NEFES - de Levent Semerçi (Turquie-2009)
Premier film et pas des moindres du cinéaste Levent Semerçi qui puise ici toute sa force dans la mise en scène. Le réalisateur turc évoque "Full Metal Jacket" en abandonnant l'idée de se focaliser sur la masse et en privilégiant l'intimité et la survie d'une poignée d'hommes. De l'entraînement jusqu'à la mission périlleuse de protection dans les montagnes kurdes, le film est intransigeant. Souvent d'une grande poésie, les images au ton monochrome rapellent furieusement l'esthétisme de Tarkovski.
La rage intérieure qui s'empare de chaque soldat est montrée avec force et lucidité tout en restant sur un ton économique. Pas de fioritures ou de dérapages incontrôlés. "Nefes", comme un souffle, retient notre respiration, s'agrémente de scènes qui finissent aussi par nous le couper avant de laisser béa d'admiration.

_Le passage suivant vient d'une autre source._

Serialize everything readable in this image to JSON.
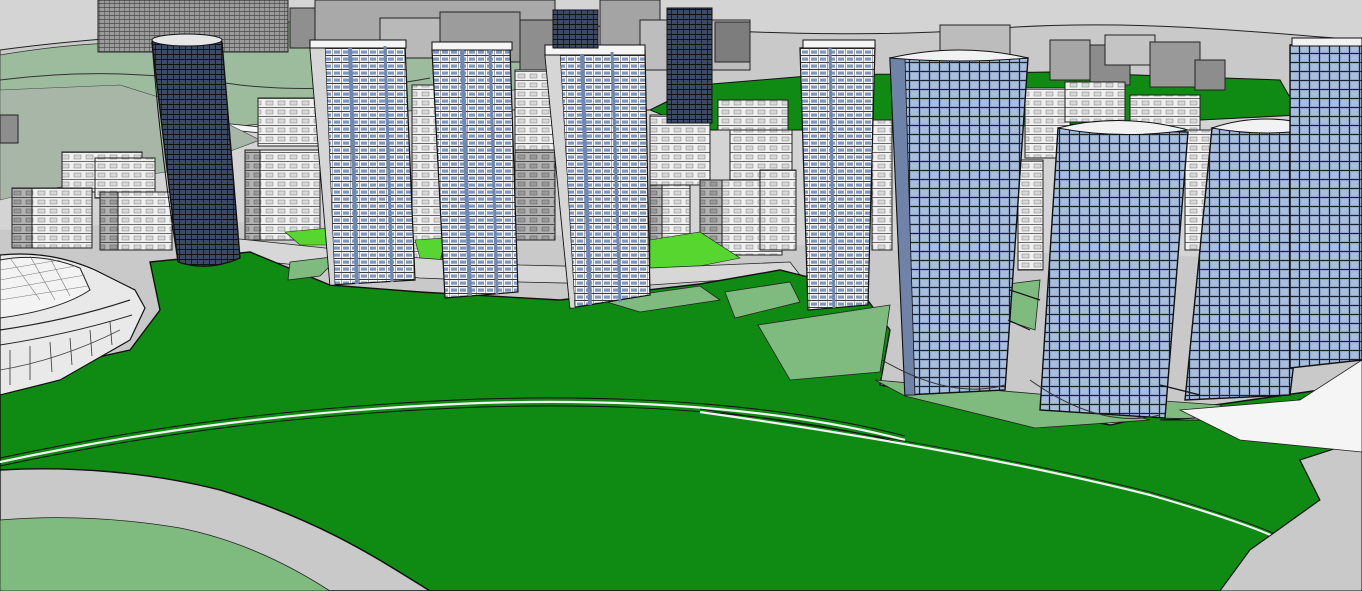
{
  "scene": {
    "colors": {
      "sky": "#d4d4d4",
      "ground_gray": "#c6c6c6",
      "grass": "#0f8a12",
      "grass_dark": "#0c7a10",
      "pale_green": "#7fba7f",
      "lime": "#58d630",
      "wall_white": "#f2f2f2",
      "wall_gray": "#b9b9b9",
      "glass_blue": "#8fa6c9",
      "glass_dark": "#2d3a55",
      "line": "#1a1a1a",
      "road_white": "#f7f7f7"
    }
  }
}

Voilà un film d'une extrême justesse, qui choisit d'opposer deux camps sans dénoncer. Le point de vue est celui d'une troupe de soldats turque qui se bat contre l'invisible. L'ennemi est invisible, n'est jamais montré, reste caché renforçant le sentiment d'opression.
La tension est à chaque recoin, alors que la caméra s'embarque parfois pour adopter le point de vue à la première personne (subjectif).
La photographie sublime ainsi que le travail sur le son est remarquable.
L'histoire se développe sur deux heures, avec une incroyable maîtrise de l'espace et du temps.
Il y'avait longtemps que film de guerre n'osait pas une telle recherche esthétique conjugée à une mise en scène lucide et inventive.